Another thing that can prevent social interaction is trust. I think this affects many people who feel excluded in some way, not just people on the autistic spectrum. When you've been called a weirdo, or slow, or stupid, or anti-social or physically attacked because you don't fit in growing up, you lose your trust of people, you feel hated by everyone until someone manages to break through to you by showing you respect and kindness, taking their time to listen without judgment to what you have to say. I'm at my most sociable, talkative and open when I meet someone like that because they make me feel comfortable, and I was lucky enough to meet someone who I was with for 19 years who made me feel like that, she turned me from an angry, frustrated mess into a very placid and easy going man and I know if I hadn't met her, I wouldn't be here today. Just because we're not great talkers, seem awkward, maybe seem a bit shifty because we can't keep up with what you're saying or finding it difficult to look at you as you're talking, or we may have expressionless faces, doesn't mean we don't have all the same things going on in our heads that you have going on in yours, we do have emotions, feelings, want to have friends, want to be respected and loved and enjoy our life. All those things are just more difficult for us to obtain as we're hindered in a way.

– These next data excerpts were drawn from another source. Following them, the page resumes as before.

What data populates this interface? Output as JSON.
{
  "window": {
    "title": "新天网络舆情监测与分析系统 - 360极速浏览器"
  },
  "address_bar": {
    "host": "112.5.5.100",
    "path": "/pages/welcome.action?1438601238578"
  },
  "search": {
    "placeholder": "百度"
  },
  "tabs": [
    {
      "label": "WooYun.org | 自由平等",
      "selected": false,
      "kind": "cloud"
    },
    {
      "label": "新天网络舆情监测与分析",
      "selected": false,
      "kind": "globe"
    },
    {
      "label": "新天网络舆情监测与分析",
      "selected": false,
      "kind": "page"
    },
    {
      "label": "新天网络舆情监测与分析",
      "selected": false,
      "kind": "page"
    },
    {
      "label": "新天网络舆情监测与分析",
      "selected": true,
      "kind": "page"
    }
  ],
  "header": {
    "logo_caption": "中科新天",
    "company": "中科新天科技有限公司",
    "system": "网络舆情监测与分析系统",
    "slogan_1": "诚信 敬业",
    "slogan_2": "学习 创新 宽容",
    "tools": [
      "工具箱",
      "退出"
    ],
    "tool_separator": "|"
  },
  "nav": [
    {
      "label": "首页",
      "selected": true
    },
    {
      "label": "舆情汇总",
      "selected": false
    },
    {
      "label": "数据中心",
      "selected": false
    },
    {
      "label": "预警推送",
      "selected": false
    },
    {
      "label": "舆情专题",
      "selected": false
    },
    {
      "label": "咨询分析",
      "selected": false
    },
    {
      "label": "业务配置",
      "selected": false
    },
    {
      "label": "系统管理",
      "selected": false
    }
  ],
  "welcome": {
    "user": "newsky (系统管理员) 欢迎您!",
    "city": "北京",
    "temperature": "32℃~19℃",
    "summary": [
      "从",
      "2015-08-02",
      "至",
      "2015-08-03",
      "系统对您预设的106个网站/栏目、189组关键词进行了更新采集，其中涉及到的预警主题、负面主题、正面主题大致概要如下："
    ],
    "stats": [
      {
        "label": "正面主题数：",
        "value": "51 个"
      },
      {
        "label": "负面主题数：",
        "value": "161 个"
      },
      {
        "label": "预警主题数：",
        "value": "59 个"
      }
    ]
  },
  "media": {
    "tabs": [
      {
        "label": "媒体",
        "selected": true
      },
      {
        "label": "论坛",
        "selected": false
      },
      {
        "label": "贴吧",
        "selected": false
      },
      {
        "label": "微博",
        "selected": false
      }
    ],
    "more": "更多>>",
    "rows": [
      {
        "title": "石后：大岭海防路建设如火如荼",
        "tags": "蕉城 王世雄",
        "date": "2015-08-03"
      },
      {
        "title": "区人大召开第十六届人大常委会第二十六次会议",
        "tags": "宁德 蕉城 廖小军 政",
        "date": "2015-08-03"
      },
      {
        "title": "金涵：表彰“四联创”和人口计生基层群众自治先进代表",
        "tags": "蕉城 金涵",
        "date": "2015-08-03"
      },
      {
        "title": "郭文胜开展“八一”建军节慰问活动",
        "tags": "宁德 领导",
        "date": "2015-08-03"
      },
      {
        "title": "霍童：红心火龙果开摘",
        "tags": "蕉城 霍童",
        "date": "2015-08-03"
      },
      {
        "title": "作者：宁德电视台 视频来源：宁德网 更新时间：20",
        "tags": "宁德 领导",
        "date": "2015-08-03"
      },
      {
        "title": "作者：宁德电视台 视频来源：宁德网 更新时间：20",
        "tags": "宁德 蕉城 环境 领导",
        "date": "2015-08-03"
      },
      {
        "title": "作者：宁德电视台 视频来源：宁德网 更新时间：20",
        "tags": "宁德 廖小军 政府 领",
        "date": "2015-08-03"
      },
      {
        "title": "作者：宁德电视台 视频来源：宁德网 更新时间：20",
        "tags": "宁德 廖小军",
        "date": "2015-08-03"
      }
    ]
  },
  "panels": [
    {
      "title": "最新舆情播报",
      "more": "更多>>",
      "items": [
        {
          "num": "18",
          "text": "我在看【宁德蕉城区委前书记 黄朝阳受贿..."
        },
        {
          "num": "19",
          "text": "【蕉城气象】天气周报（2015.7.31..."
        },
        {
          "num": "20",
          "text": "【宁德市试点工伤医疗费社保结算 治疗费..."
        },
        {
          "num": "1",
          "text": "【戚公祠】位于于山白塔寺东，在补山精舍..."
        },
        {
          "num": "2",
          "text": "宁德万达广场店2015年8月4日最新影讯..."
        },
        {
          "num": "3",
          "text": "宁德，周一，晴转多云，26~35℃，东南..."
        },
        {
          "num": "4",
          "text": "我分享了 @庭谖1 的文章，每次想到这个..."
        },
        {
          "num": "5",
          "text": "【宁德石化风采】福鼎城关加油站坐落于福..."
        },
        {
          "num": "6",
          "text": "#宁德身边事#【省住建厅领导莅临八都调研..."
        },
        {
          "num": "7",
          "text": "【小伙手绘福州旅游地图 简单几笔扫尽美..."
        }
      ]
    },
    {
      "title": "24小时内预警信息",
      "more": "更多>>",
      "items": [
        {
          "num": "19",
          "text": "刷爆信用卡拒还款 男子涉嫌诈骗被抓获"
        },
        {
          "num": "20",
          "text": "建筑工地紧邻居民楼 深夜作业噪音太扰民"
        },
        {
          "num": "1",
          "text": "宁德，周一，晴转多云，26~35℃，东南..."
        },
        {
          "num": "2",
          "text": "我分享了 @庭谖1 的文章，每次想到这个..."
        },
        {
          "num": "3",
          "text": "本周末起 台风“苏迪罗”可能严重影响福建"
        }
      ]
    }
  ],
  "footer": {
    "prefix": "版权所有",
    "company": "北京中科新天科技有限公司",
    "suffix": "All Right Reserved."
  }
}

I think I'll finish there. There are a lot more difficulties associated with Aspergers/Autism like poor balance, co-ordination, concentration, focus; also the obsessive side, need for routine and stims but I can maybe write about them in another blog if anyone is interested, this one is getting a bit long winded but hopefully it explains a bit about how Aspergers affects someone and how it interferes with social interaction. Hopefully. 🙏 (Please forgive me if any of it seems clumsy and difficult to understand).